If you invest $1000 at 6% annual interest compounded monthly for 2 years:
- $P = 1000$
- $r = 0.06$
- $k = 12$ (monthly)
- $n = 2$ (years)
$A = 1000(1 + \frac{0.06}{12})^{24} = 1127.49$
Annual Depreciation
Depreciation is the opposite of compound interest – i.e. when the value of an asset decreases by a fixed percentage each year. This usually happens to physical assets that degrade over time, such as cars or real estate.
Declining Balance Depreciation
This method assumes the asset loses a fixed percentage of its value each year.
Formula: $$ V = P(1-r)^n $$ Where:
- $V$ = Final value
- $P$ = Initial value
- $r$ = Rate of depreciation
- $n$ = Number of years
Don't confuse the declining balance formula with the compound interest formula! While they look similar, one shows growth (compound interest) and the other shows reduction (depreciation).
A car worth $\$25,000$ depreciates at $15\%$ per year. After 3 years: $$ V = 25000(1-0.15)^3 = 15,438.28 $$
In real-world applications, depreciation rates can vary based on:
- Type of asset
- Industry standards
- Tax regulations
- Company policies
Problem-Solving Strategy
- Identify whether you're dealing with growth (compound interest) or reduction (depreciation)

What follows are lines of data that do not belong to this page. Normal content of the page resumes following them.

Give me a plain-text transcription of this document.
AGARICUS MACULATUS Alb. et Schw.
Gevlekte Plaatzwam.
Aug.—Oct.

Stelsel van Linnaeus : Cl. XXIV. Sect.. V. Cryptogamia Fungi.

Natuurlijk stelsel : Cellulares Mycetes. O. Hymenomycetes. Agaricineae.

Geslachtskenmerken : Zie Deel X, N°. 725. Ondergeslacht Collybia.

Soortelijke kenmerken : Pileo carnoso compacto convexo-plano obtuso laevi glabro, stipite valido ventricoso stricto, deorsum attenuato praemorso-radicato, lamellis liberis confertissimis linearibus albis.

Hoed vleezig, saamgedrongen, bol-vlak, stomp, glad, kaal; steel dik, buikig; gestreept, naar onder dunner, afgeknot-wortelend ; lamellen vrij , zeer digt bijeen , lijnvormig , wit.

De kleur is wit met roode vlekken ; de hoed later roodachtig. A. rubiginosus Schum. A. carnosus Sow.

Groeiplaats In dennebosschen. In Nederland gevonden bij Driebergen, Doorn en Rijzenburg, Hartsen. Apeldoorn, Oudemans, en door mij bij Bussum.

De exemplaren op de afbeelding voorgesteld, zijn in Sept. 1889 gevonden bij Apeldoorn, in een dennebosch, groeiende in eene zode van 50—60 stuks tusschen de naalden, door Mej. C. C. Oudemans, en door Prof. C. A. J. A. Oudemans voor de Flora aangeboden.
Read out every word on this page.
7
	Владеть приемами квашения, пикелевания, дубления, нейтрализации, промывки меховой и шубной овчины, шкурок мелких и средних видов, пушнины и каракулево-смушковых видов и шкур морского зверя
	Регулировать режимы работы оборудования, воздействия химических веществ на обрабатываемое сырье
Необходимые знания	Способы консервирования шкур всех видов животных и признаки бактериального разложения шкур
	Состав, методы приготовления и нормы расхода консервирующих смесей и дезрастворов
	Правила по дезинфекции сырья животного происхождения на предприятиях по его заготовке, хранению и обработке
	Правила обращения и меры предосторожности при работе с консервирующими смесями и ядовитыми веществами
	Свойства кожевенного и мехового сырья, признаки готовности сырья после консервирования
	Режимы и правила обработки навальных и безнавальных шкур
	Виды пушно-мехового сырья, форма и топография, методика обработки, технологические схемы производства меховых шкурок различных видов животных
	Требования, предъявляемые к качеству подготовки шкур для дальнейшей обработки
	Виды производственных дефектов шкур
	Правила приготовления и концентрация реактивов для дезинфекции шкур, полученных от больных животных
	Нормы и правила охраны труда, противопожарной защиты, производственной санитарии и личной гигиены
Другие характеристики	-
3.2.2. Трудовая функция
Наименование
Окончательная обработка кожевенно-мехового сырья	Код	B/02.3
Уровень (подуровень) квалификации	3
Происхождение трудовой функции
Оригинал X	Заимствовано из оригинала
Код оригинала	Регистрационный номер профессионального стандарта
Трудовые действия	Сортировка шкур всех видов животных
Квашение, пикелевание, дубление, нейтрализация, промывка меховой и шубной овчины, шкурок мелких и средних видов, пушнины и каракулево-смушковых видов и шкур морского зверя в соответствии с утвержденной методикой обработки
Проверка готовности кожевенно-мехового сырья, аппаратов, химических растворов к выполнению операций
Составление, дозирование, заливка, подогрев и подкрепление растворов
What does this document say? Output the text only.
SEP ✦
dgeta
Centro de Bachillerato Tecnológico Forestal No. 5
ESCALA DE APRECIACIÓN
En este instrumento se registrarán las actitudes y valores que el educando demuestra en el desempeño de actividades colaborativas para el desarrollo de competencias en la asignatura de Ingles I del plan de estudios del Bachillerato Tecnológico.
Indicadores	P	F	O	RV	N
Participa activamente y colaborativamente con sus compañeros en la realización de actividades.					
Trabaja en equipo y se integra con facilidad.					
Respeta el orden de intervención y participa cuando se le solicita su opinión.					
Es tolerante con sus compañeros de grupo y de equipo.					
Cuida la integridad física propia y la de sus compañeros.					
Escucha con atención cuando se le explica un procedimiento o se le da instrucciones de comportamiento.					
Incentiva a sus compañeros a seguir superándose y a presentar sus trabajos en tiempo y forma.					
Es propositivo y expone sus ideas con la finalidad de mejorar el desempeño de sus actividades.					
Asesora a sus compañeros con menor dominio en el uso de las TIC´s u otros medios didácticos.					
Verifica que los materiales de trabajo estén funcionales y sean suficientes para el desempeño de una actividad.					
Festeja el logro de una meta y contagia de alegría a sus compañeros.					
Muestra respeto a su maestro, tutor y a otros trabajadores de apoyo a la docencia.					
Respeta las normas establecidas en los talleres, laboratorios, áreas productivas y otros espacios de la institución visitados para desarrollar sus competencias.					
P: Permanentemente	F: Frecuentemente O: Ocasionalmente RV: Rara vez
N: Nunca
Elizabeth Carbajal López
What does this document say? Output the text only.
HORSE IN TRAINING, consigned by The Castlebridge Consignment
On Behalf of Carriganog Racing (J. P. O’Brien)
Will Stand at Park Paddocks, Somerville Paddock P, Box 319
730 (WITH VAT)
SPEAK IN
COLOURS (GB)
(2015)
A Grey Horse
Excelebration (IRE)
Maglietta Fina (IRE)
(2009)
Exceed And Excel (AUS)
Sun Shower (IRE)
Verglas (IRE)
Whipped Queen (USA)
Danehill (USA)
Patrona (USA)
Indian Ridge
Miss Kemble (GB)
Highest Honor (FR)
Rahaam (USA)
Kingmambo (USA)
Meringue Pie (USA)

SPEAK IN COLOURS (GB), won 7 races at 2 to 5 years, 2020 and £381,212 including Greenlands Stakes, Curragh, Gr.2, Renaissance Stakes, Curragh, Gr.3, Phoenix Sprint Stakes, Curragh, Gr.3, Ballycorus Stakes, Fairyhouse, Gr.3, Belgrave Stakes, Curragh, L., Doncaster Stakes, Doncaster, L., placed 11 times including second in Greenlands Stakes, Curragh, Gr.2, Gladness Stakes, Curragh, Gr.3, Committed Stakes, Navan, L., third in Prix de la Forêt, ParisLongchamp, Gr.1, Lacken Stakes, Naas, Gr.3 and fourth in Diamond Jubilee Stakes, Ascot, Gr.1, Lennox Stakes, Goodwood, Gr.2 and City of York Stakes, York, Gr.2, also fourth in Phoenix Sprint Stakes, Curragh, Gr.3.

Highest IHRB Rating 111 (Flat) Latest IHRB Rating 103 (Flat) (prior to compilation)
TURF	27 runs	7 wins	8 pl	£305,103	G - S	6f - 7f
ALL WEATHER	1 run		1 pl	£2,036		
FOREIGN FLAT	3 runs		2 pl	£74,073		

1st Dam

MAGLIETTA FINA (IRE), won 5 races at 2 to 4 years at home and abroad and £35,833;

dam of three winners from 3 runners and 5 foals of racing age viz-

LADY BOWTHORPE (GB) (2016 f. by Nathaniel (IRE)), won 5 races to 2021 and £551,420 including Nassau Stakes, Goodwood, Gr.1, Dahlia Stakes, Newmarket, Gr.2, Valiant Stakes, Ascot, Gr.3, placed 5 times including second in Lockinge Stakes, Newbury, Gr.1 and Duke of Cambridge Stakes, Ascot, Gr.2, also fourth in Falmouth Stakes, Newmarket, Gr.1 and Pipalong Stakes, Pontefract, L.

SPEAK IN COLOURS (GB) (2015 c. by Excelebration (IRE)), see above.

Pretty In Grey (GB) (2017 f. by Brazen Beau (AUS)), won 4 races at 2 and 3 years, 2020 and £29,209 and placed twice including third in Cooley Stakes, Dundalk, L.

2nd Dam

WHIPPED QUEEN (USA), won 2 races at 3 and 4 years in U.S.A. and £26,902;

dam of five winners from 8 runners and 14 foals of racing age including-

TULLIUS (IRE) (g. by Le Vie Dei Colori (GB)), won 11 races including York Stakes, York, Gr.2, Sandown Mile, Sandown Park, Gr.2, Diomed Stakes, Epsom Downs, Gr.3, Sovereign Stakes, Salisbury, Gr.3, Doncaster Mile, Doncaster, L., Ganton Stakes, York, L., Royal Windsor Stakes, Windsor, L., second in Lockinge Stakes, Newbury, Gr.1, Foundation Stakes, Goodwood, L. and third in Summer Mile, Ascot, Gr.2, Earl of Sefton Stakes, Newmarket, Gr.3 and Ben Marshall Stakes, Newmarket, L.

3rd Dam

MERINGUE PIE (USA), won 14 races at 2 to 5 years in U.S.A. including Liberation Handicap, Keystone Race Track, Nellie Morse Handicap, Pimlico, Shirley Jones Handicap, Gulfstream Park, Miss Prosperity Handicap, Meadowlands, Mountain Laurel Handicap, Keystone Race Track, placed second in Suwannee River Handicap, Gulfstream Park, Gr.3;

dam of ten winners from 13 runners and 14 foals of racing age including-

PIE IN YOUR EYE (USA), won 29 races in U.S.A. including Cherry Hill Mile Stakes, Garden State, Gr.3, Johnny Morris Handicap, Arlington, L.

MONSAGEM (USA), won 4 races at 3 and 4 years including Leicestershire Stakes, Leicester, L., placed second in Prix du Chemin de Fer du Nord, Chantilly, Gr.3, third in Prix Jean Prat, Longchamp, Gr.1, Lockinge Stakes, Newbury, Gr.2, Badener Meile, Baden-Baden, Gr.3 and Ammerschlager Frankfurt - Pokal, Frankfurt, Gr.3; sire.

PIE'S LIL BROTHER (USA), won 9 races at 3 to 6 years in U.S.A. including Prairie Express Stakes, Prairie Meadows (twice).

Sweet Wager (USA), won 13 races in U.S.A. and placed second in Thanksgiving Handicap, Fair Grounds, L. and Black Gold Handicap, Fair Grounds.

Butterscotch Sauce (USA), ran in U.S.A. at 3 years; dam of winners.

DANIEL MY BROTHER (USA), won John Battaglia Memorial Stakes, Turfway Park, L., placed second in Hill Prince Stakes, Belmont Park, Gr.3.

- Determine the time period and frequency of compounding/depreciation
- Gather all given values and match them to the appropriate formula
- Pay attention to units and decimal places
- Check if your answer makes logical sense
When solving financial problems, always round your final answer to two decimal places, as this represents currency accurately.